Overthinking man sat in front of laptop

Not long ago, my manager was out on holiday, leaving me and my colleague to run all company marketing activities for a week. 

As a 21-year-old who thrives on a challenge, I was EXCITED.

As a 21-year-old with limited management experience, I was TERRIFIED.

All of a sudden, I was responsible for organising event tickets, attending speaker briefings and doing final checks on social media posts.

And for the first few days, everything was going fine. The most urgent tasks were done, and we were ahead of our publishing schedule.

But then everything changed.

A video that needed to go out that week was delayed. Rumours spread about people quitting over a change in management, and fear and uncertainty seemed to be lurking behind every corner.

Outside of work, I was trying to organise apartment viewings – and I felt overwhelmed trying to keep up with the company and private email trails. (This was me).

In the evenings, I couldn’t fall asleep. My brain was too busy processing everything that had happened during the day. I would replay conversations in my head and obsess over every little word I’d said.

I’d become caught up in these conversations that even the tiniest detail seemed like a massive mistake. I felt embarrassed for using the wrong words, stuttering or revealing anything personal about myself.

Yes, I made a few mistakes that week. But none of them were as dramatic as I thought.

It took me a while to get out of this toxic mindset and realise that I’d been obsessing over things no one even cared about.

While I don’t have a perfect system to deal with overwhelm and calm your racing mind, here are some tips that have helped me stop overthinking in the past:

Picture the worst case

When we’re stressed, it’s all too easy to blow things out of proportion.

Little annoyances at work turn into major conflicts in our minds, and we start creating those fantasy stories about what will go wrong and how bad things are going to get.

We start catastrophising:

  • I shouldn’t have said to my co-worker. That was so embarrassing. Now I look like a complete fool.
  • It was a mistake to leave my manager a message during her holiday. What if she gets mad at me?
  • I have so many things I need to do. How on Earth am I ever going to get back on track with my to-do list? There is absolutely no way I can finish this before the deadline.

In our mind, these stories always end at the most dramatic point: the cliffhanger. Just like that book chapter ending that pushes you to the next page, our anxious mind urges us to create more fantasy stories.

This can be a big problem – as we become overwhelmed by the scary, disappointing narratives.

Now, most people will simply tell you to stop overthinking. They’ll say that you shouldn’t feed those stories, and instead focus on something else.

But if you’re already worried – how should you stop thinking about what’s stressing you?
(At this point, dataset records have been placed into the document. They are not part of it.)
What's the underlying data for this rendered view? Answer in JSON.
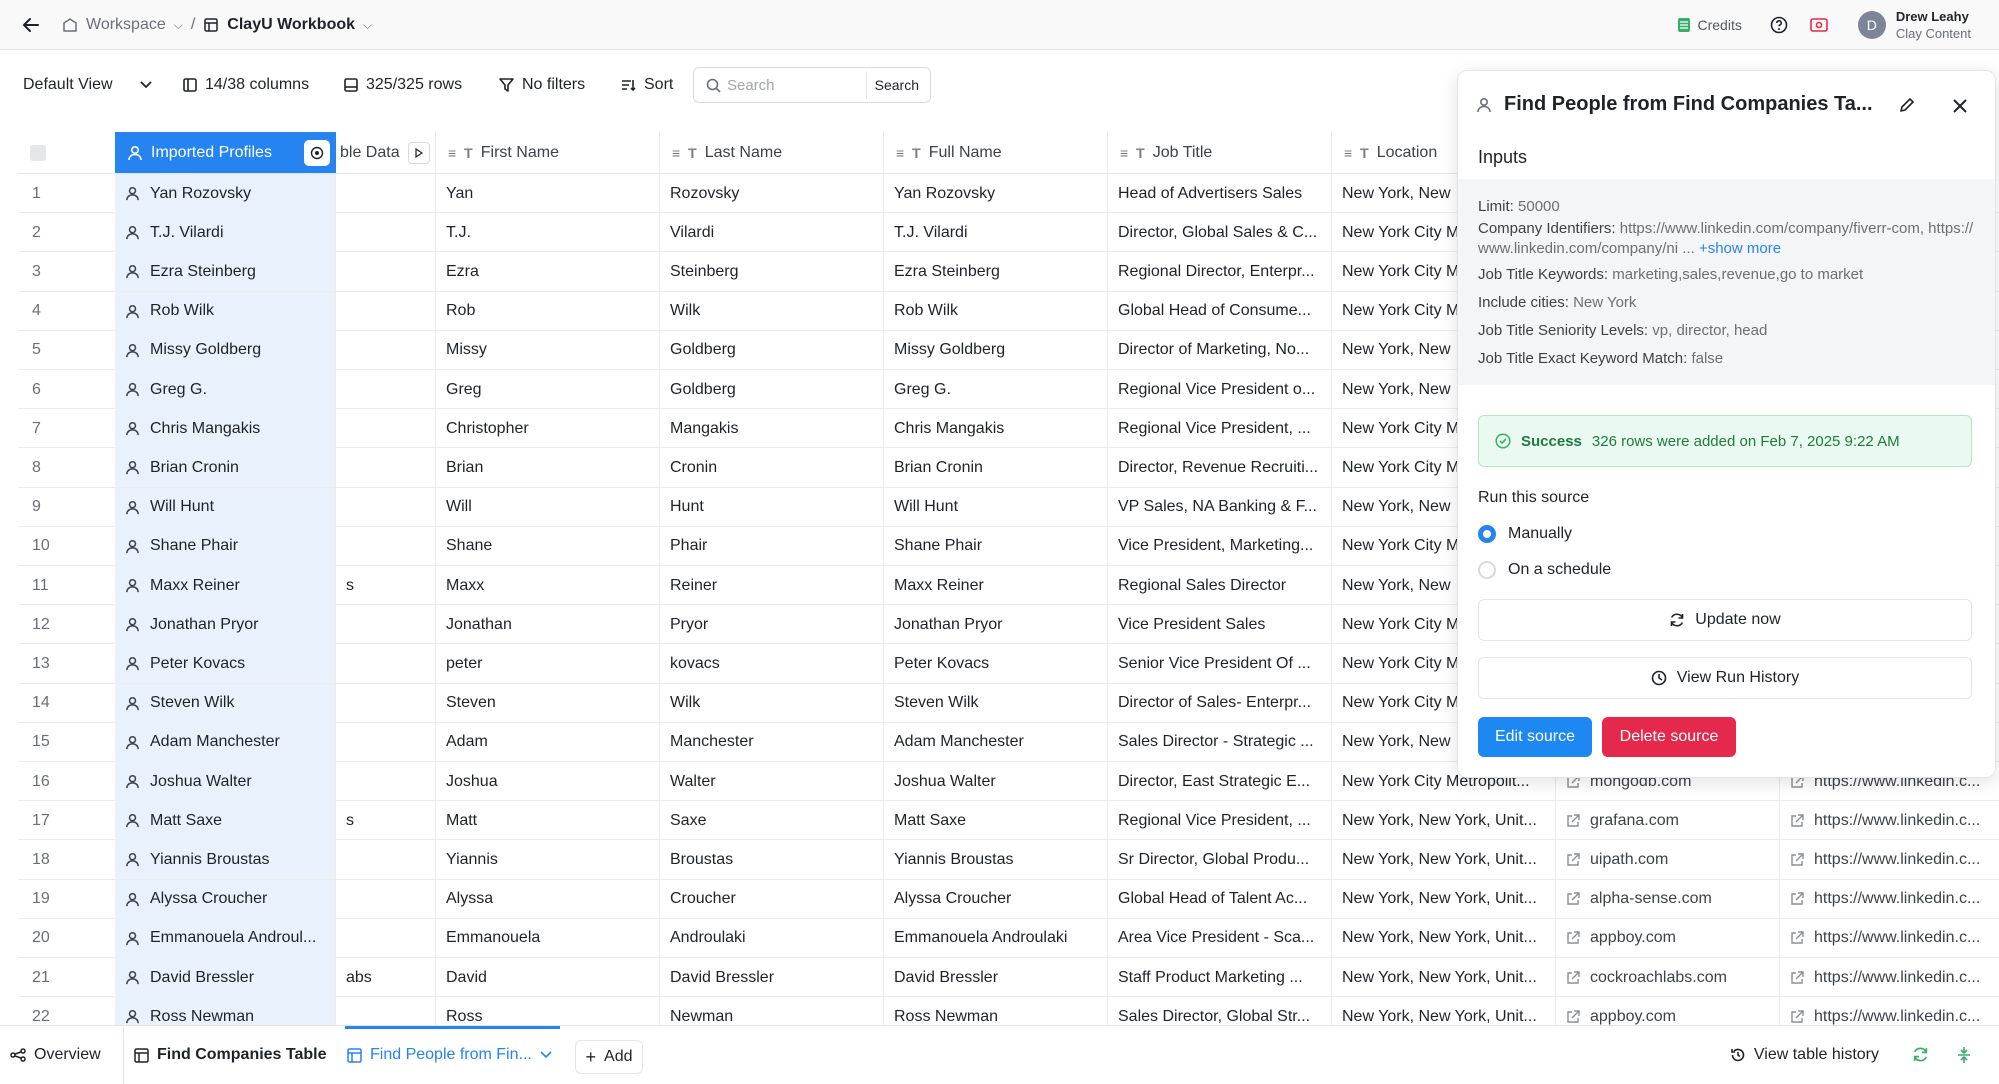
{
  "topbar": {
    "workspace": "Workspace",
    "separator": "/",
    "workbook": "ClayU Workbook",
    "credits": "Credits",
    "user_name": "Drew Leahy",
    "user_org": "Clay Content",
    "avatar_initial": "D"
  },
  "toolbar": {
    "view": "Default View",
    "columns": "14/38 columns",
    "rows": "325/325 rows",
    "filters": "No filters",
    "sort": "Sort",
    "search_placeholder": "Search",
    "search_button": "Search"
  },
  "table": {
    "headers": {
      "profiles": "Imported Profiles",
      "data": "ble Data",
      "first": "First Name",
      "last": "Last Name",
      "full": "Full Name",
      "job": "Job Title",
      "location": "Location"
    },
    "rows": [
      {
        "n": "1",
        "profile": "Yan Rozovsky",
        "data": "",
        "first": "Yan",
        "last": "Rozovsky",
        "full": "Yan Rozovsky",
        "job": "Head of Advertisers Sales",
        "loc": "New York, New",
        "domain": "",
        "li": ""
      },
      {
        "n": "2",
        "profile": "T.J. Vilardi",
        "data": "",
        "first": "T.J.",
        "last": "Vilardi",
        "full": "T.J. Vilardi",
        "job": "Director, Global Sales & C...",
        "loc": "New York City M",
        "domain": "",
        "li": ""
      },
      {
        "n": "3",
        "profile": "Ezra Steinberg",
        "data": "",
        "first": "Ezra",
        "last": "Steinberg",
        "full": "Ezra Steinberg",
        "job": "Regional Director, Enterpr...",
        "loc": "New York City M",
        "domain": "",
        "li": ""
      },
      {
        "n": "4",
        "profile": "Rob Wilk",
        "data": "",
        "first": "Rob",
        "last": "Wilk",
        "full": "Rob Wilk",
        "job": "Global Head of Consume...",
        "loc": "New York City M",
        "domain": "",
        "li": ""
      },
      {
        "n": "5",
        "profile": "Missy Goldberg",
        "data": "",
        "first": "Missy",
        "last": "Goldberg",
        "full": "Missy Goldberg",
        "job": "Director of Marketing, No...",
        "loc": "New York, New",
        "domain": "",
        "li": ""
      },
      {
        "n": "6",
        "profile": "Greg G.",
        "data": "",
        "first": "Greg",
        "last": "Goldberg",
        "full": "Greg G.",
        "job": "Regional Vice President o...",
        "loc": "New York, New",
        "domain": "",
        "li": ""
      },
      {
        "n": "7",
        "profile": "Chris Mangakis",
        "data": "",
        "first": "Christopher",
        "last": "Mangakis",
        "full": "Chris Mangakis",
        "job": "Regional Vice President, ...",
        "loc": "New York City M",
        "domain": "",
        "li": ""
      },
      {
        "n": "8",
        "profile": "Brian Cronin",
        "data": "",
        "first": "Brian",
        "last": "Cronin",
        "full": "Brian Cronin",
        "job": "Director, Revenue Recruiti...",
        "loc": "New York City M",
        "domain": "",
        "li": ""
      },
      {
        "n": "9",
        "profile": "Will Hunt",
        "data": "",
        "first": "Will",
        "last": "Hunt",
        "full": "Will Hunt",
        "job": "VP Sales, NA Banking & F...",
        "loc": "New York, New",
        "domain": "",
        "li": ""
      },
      {
        "n": "10",
        "profile": "Shane Phair",
        "data": "",
        "first": "Shane",
        "last": "Phair",
        "full": "Shane Phair",
        "job": "Vice President, Marketing...",
        "loc": "New York City M",
        "domain": "",
        "li": ""
      },
      {
        "n": "11",
        "profile": "Maxx Reiner",
        "data": "s",
        "first": "Maxx",
        "last": "Reiner",
        "full": "Maxx Reiner",
        "job": "Regional Sales Director",
        "loc": "New York, New",
        "domain": "",
        "li": ""
      },
      {
        "n": "12",
        "profile": "Jonathan Pryor",
        "data": "",
        "first": "Jonathan",
        "last": "Pryor",
        "full": "Jonathan Pryor",
        "job": "Vice President Sales",
        "loc": "New York City M",
        "domain": "",
        "li": ""
      },
      {
        "n": "13",
        "profile": "Peter Kovacs",
        "data": "",
        "first": "peter",
        "last": "kovacs",
        "full": "Peter Kovacs",
        "job": "Senior Vice President Of ...",
        "loc": "New York City M",
        "domain": "",
        "li": ""
      },
      {
        "n": "14",
        "profile": "Steven Wilk",
        "data": "",
        "first": "Steven",
        "last": "Wilk",
        "full": "Steven Wilk",
        "job": "Director of Sales- Enterpr...",
        "loc": "New York City M",
        "domain": "",
        "li": ""
      },
      {
        "n": "15",
        "profile": "Adam Manchester",
        "data": "",
        "first": "Adam",
        "last": "Manchester",
        "full": "Adam Manchester",
        "job": "Sales Director - Strategic ...",
        "loc": "New York, New",
        "domain": "",
        "li": ""
      },
      {
        "n": "16",
        "profile": "Joshua Walter",
        "data": "",
        "first": "Joshua",
        "last": "Walter",
        "full": "Joshua Walter",
        "job": "Director, East Strategic E...",
        "loc": "New York City Metropolit...",
        "domain": "mongodb.com",
        "li": "https://www.linkedin.c..."
      },
      {
        "n": "17",
        "profile": "Matt Saxe",
        "data": "s",
        "first": "Matt",
        "last": "Saxe",
        "full": "Matt Saxe",
        "job": "Regional Vice President, ...",
        "loc": "New York, New York, Unit...",
        "domain": "grafana.com",
        "li": "https://www.linkedin.c..."
      },
      {
        "n": "18",
        "profile": "Yiannis Broustas",
        "data": "",
        "first": "Yiannis",
        "last": "Broustas",
        "full": "Yiannis Broustas",
        "job": "Sr Director, Global Produ...",
        "loc": "New York, New York, Unit...",
        "domain": "uipath.com",
        "li": "https://www.linkedin.c..."
      },
      {
        "n": "19",
        "profile": "Alyssa Croucher",
        "data": "",
        "first": "Alyssa",
        "last": "Croucher",
        "full": "Alyssa Croucher",
        "job": "Global Head of Talent Ac...",
        "loc": "New York, New York, Unit...",
        "domain": "alpha-sense.com",
        "li": "https://www.linkedin.c..."
      },
      {
        "n": "20",
        "profile": "Emmanouela Androul...",
        "data": "",
        "first": "Emmanouela",
        "last": "Androulaki",
        "full": "Emmanouela Androulaki",
        "job": "Area Vice President - Sca...",
        "loc": "New York, New York, Unit...",
        "domain": "appboy.com",
        "li": "https://www.linkedin.c..."
      },
      {
        "n": "21",
        "profile": "David Bressler",
        "data": "abs",
        "first": "David",
        "last": "David Bressler",
        "full": "David Bressler",
        "job": "Staff Product Marketing ...",
        "loc": "New York, New York, Unit...",
        "domain": "cockroachlabs.com",
        "li": "https://www.linkedin.c..."
      },
      {
        "n": "22",
        "profile": "Ross Newman",
        "data": "",
        "first": "Ross",
        "last": "Newman",
        "full": "Ross Newman",
        "job": "Sales Director, Global Str...",
        "loc": "New York, New York, Unit...",
        "domain": "appboy.com",
        "li": "https://www.linkedin.c..."
      }
    ]
  },
  "panel": {
    "title": "Find People from Find Companies Ta...",
    "inputs_label": "Inputs",
    "limit_k": "Limit:",
    "limit_v": "50000",
    "company_k": "Company Identifiers:",
    "company_v": "https://www.linkedin.com/company/fiverr-com, https://www.linkedin.com/company/ni ...",
    "company_more": "+show more",
    "keywords_k": "Job Title Keywords:",
    "keywords_v": "marketing,sales,revenue,go to market",
    "cities_k": "Include cities:",
    "cities_v": "New York",
    "seniority_k": "Job Title Seniority Levels:",
    "seniority_v": "vp, director, head",
    "exact_k": "Job Title Exact Keyword Match:",
    "exact_v": "false",
    "success_label": "Success",
    "success_text": "326 rows were added on Feb 7, 2025 9:22 AM",
    "run_label": "Run this source",
    "opt_manual": "Manually",
    "opt_schedule": "On a schedule",
    "update_btn": "Update now",
    "history_btn": "View Run History",
    "edit_btn": "Edit source",
    "delete_btn": "Delete source"
  },
  "bottombar": {
    "overview": "Overview",
    "tab_companies": "Find Companies Table",
    "tab_people": "Find People from Fin...",
    "add": "Add",
    "history": "View table history"
  },
  "colors": {
    "accent": "#2684f0",
    "danger": "#e5294d",
    "success_bg": "#eafaf0",
    "profile_col": "#e8f1fc"
  }
}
Just like it’s really hard to stop reading past that cliff-hanger, it can feel close to impossible to put your fears and anxieties aside. (Unless you’re a meditation mastermind).

So, what can you do instead?

Next time you run into a problem and start panicking, ask yourself two questions:

  • What is the worst that can happen?
  • How can I deal with this now to make the situation better?

The second question is super powerful because it shifts your focus from the problem towards potential solutions.

The other day, for example, I didn’t get a joke from one of my co-workers, and he started teasing me. I felt embarrassed and replayed each word I’d said in my mind until I reminded myself that at worst, my colleagues might just think I’m not a funny person (which is probably quite close to the truth).

Of course, what other people think of me is their responsibility, not mine. I can only make things better for myself if I embrace that I don’t always get other people joke’s and overcome the need to hide this for fear of looking stupid.

Now, I want to hand things over to you.

Think about a situation that either scares you or makes you feel embarrassed. Then, ask yourself two questions:

  • What is the worst that could happen?
  • And how can I respond in the worst-case scenario to make things better?

Don’t worry about what other people think

We often obsess over situations where others might see us in a bad light.

Maybe it’s the early morning call with our manager when we’re stuck on a project, or that fancy dinner party where we’re too scared to tell a guy we like him.

But even if your manager gets annoyed or the guy laughs at you, other people don’t care nearly as much as you do.

Everyone has insecurities, and most people are more worried about covering them up than looking for your flaws.

That’s why we usually know small, embarrassing things about ourselves that others haven’t even realised. Or even if they did, those are often things, they simply wouldn’t care about.

So, whenever I catch myself overthinking, I like to remind myself that the situation probably isn’t as important as it seems. A simple tool to give me that reality check is the question: Will this matter a day, a week, a month or a year from now?

If the answer is NO to any of these, I know I’m probably making a mountain out of a molehill.